主催: (一社)日本予防理学療法学会、(一社)日本理学療法学会連合, 第59回 日本理学療法学術大会
会議名: 第11回 日本予防理学療法学会学術大会
回次: 1
開催地: 仙台大学(宮城県柴田郡柴田町)
開催日: 2024/11/09 - 2024/11/10
【目的】
フレイル表現型のうち,社会的フレイルは環境面や経済面などを含めた社会的側面を表す。先行研究より,幼少期の戦争経験により生じた住環境の変化や貧困などの被害は,社会的な構造に変化が生じ,心身の長期的な不健康状態や包括的なフレイル状態に発展すると報告されている。我々は,幼いころに経験した直接的あるいは間接的な戦争被害は,高齢期の社会的フレイルに関連すると仮説を立て調査を行った。
【方法】
本研究は,要介護状態と精神疾患を呈している者を除 外した126名の高齢者 (平均年齢75.5±13.5歳,女性82.6%)を 対象とした横断研究である。社会的フレイルは,先行研究より,「独居である」,「昨年に比べ外出頻度が減っている」,「友 人宅を訪ねている」,「家族や友人の役に立っていると思う」,「誰かと毎日会話をしている」のうち,2項目以上有効回答を認める者とした。戦争被害の設問は,先行研究より,「死を間近に感じた」,「睡眠障害を経験した」,「身の危険を感じた」,「死亡/負傷した人を知っている」,「引っ越しを余儀なくされた」,「水や食料が不足した」,「激しい空爆地域に住んでいた」の設問において2件法にて回答を求めた。1項目以上「はい」と回答した者を戦争被害ありとした。なお,PTSDの診断基準を参考に,戦争被害ありは,家族の戦争経験により自身の生活や健康状態に変化が生じた場合も包含した。統計解析は,社会的フレイルの有無にて群間比較を行った。また,従属変数を社会的フレイルの有無,独立変数を戦争被害の有無としたロジスティック回帰分析を行った (共変量:性別,年齢,教育歴,多剤併用)。
【結果】
社会的フレイルは33名 (該当割合26.1%)であった。
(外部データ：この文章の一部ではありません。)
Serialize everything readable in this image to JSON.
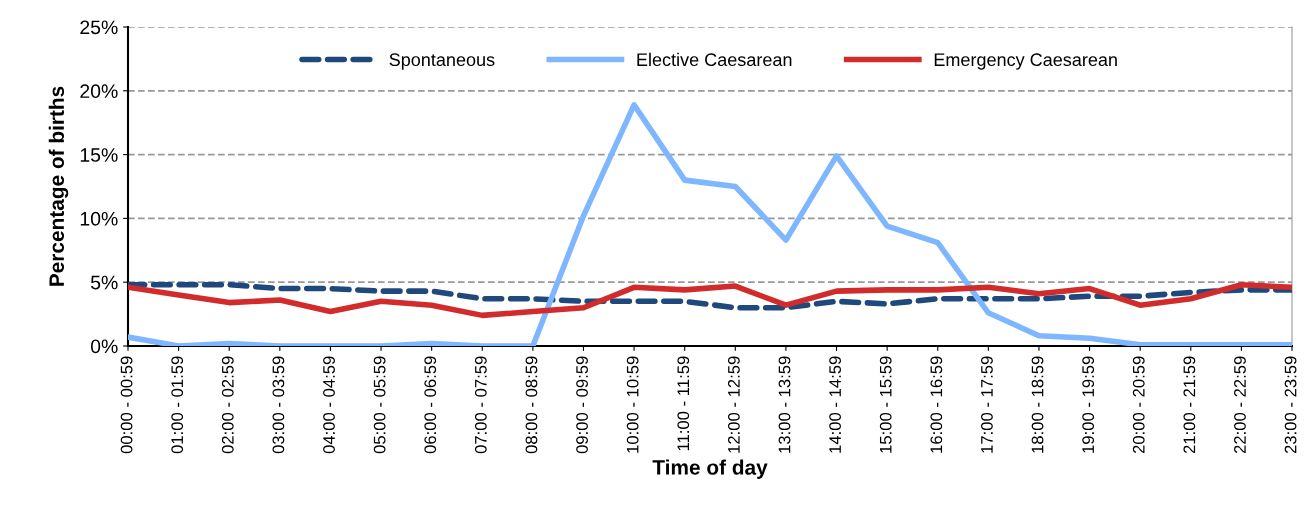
{
  "chart_data": {
    "type": "line",
    "xlabel": "Time of day",
    "ylabel": "Percentage of births",
    "categories": [
      "00:00 - 00:59",
      "01:00 - 01:59",
      "02:00 - 02:59",
      "03:00 - 03:59",
      "04:00 - 04:59",
      "05:00 - 05:59",
      "06:00 - 06:59",
      "07:00 - 07:59",
      "08:00 - 08:59",
      "09:00 - 09:59",
      "10:00 - 10:59",
      "11:00 - 11:59",
      "12:00 - 12:59",
      "13:00 - 13:59",
      "14:00 - 14:59",
      "15:00 - 15:59",
      "16:00 - 16:59",
      "17:00 - 17:59",
      "18:00 - 18:59",
      "19:00 - 19:59",
      "20:00 - 20:59",
      "21:00 - 21:59",
      "22:00 - 22:59",
      "23:00 - 23:59"
    ],
    "series": [
      {
        "name": "Spontaneous",
        "color": "#1f497d",
        "line_style": "dashed",
        "values": [
          4.8,
          4.8,
          4.8,
          4.5,
          4.5,
          4.3,
          4.3,
          3.7,
          3.7,
          3.5,
          3.5,
          3.5,
          3.0,
          3.0,
          3.5,
          3.3,
          3.7,
          3.7,
          3.7,
          3.9,
          3.9,
          4.2,
          4.4,
          4.4
        ]
      },
      {
        "name": "Elective Caesarean",
        "color": "#7eb6ff",
        "line_style": "solid",
        "values": [
          0.7,
          0,
          0.2,
          0,
          0,
          0,
          0.2,
          0,
          0,
          10.2,
          18.9,
          13.0,
          12.5,
          8.3,
          14.9,
          9.4,
          8.1,
          2.6,
          0.8,
          0.6,
          0.1,
          0.1,
          0.1,
          0.1
        ]
      },
      {
        "name": "Emergency Caesarean",
        "color": "#d22b2b",
        "line_style": "solid",
        "values": [
          4.6,
          4.0,
          3.4,
          3.6,
          2.7,
          3.5,
          3.2,
          2.4,
          2.7,
          3.0,
          4.6,
          4.4,
          4.7,
          3.2,
          4.3,
          4.4,
          4.4,
          4.6,
          4.1,
          4.5,
          3.2,
          3.7,
          4.8,
          4.6
        ]
      }
    ],
    "ylim": [
      0,
      25
    ],
    "yticks": [
      {
        "value": 0,
        "label": "0%"
      },
      {
        "value": 5,
        "label": "5%"
      },
      {
        "value": 10,
        "label": "10%"
      },
      {
        "value": 15,
        "label": "15%"
      },
      {
        "value": 20,
        "label": "20%"
      },
      {
        "value": 25,
        "label": "25%"
      }
    ],
    "grid": "y",
    "legend": "top",
    "marker": "none"
  }
}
社会的フレイル群は非社会的フレイル群と比較して戦争被害を有する割合が高かった (P=0.002)。ロジスティック回帰分析の結果,戦争被害と社会的フレイルの調整モデルのオッズ比は3.34であった (95%信頼区間1.29-8.70,P=0.012)。
【考察,結論】
戦争被害を有することは社会的フレイルの該当割合の高さに関連した。幼いころに経験した戦争被害によるトラウマ体験や生活様式の変化などは,高齢期の社会的フレイルに関連する可能性がある。高齢者において,幼いころの戦争被害を理解することは,社会的フレイルを予防するための知見になるかもしれない。
【倫理的配慮】
当院倫理委員会の承認を得た(承認番号 202204)。調査に先立ち,プライバシーは固く守られること,研究の参加は任意であること,研究の参加を同意した後でも辞退は可能であることを説明し,対象者から書面で同意を得た。研究趣旨と戦争経験に対する設問があることを事前に説明し,精神的苦痛を与えぬよう配慮した。調査による心理負荷を考慮し,専門家による相談窓口を設け,必要に応じてフォローができる体制を整えた。